Das Betrachten, der danach wieder verschlossenen Wahlkarte, irritierte mich jedenfalls. Gut – mir hat niemand über die Schulter geguckt, aber wie ist das eigentlich mit dem Wahlgeheimnis. In Pflegeheimen, im Freundeskreis, in Communities oder auch in der Familie. Nur weil bei der Briefwahl eidesstattlich versichert werden muss, persönlich, unbeobachtet und unbeeinflusst seine Stimme abgegeben zu haben – bedeutet dies noch lange nicht, dass dies auch geschieht.

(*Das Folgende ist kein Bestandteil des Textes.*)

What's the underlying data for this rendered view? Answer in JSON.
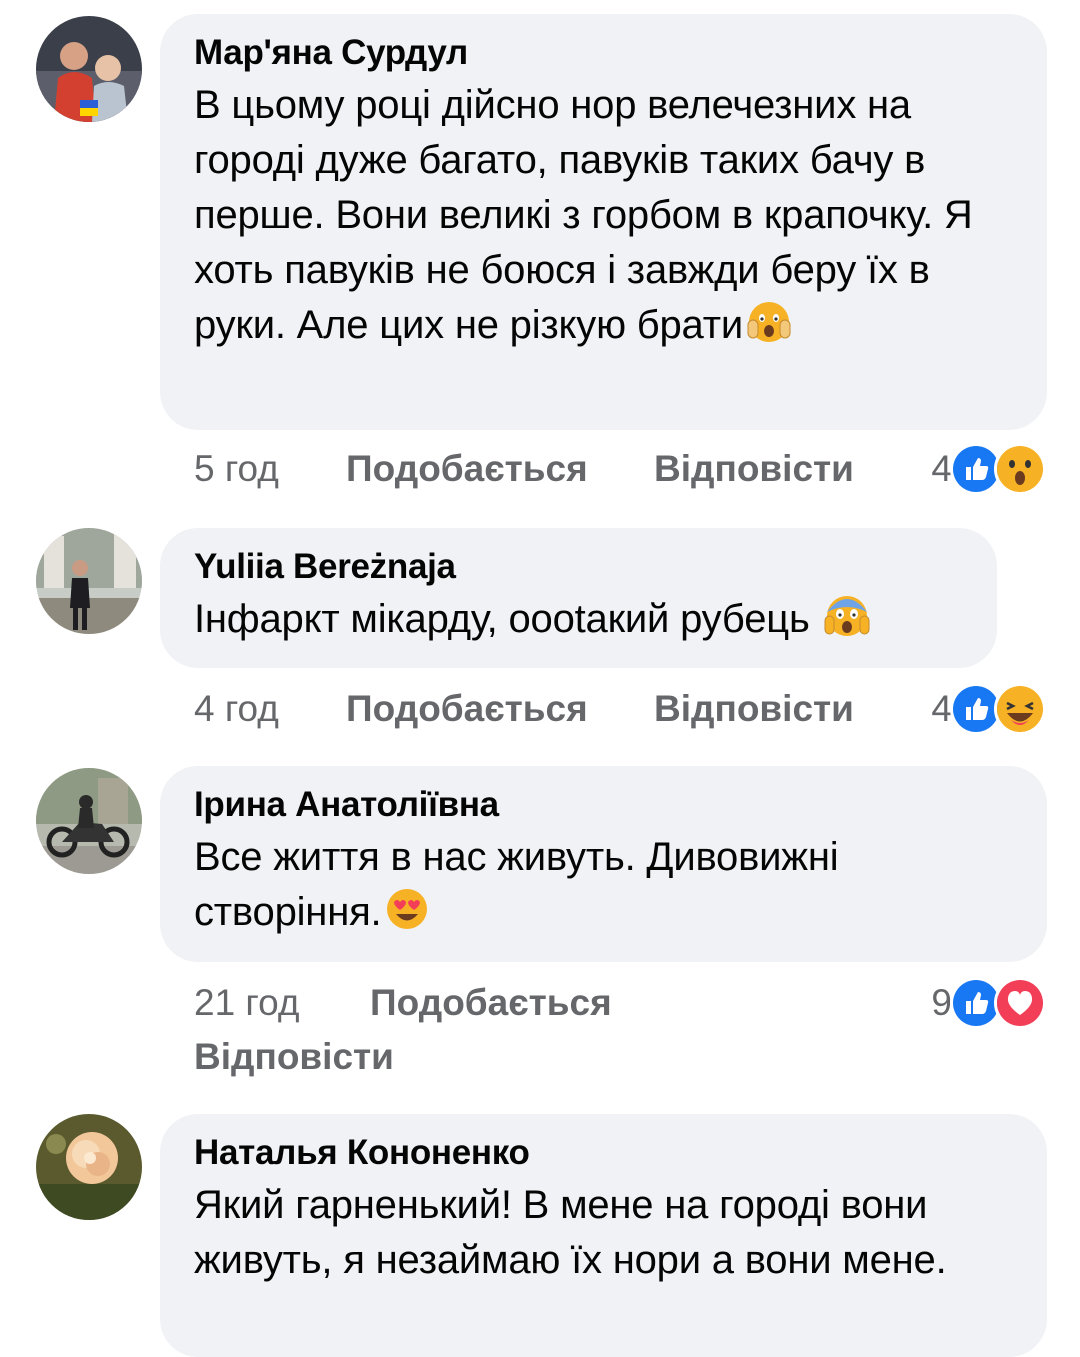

Wobei es ja schon bei der Bestellung beginnt. Die Reisepassnummer reicht, schon kommt die Wahlkarte online beantragt ins Haus. Zwei wahlberechtigte Jugendliche, beide Elternteile – schnell liegen vier Wahlkarten herum. Kein Problem für selbstbewusste Angehörige – aber vier Stimmen für den Vater in patriachalen Strukturen, möglicherweise ganz ohne Wissen der anderen Familienmitglieder. Schließlich ist die Wahlbehörde nicht dazu in der Lage die geleisteten Unterschriften tatsächlich auf ihre Echtheit zu überprüfen.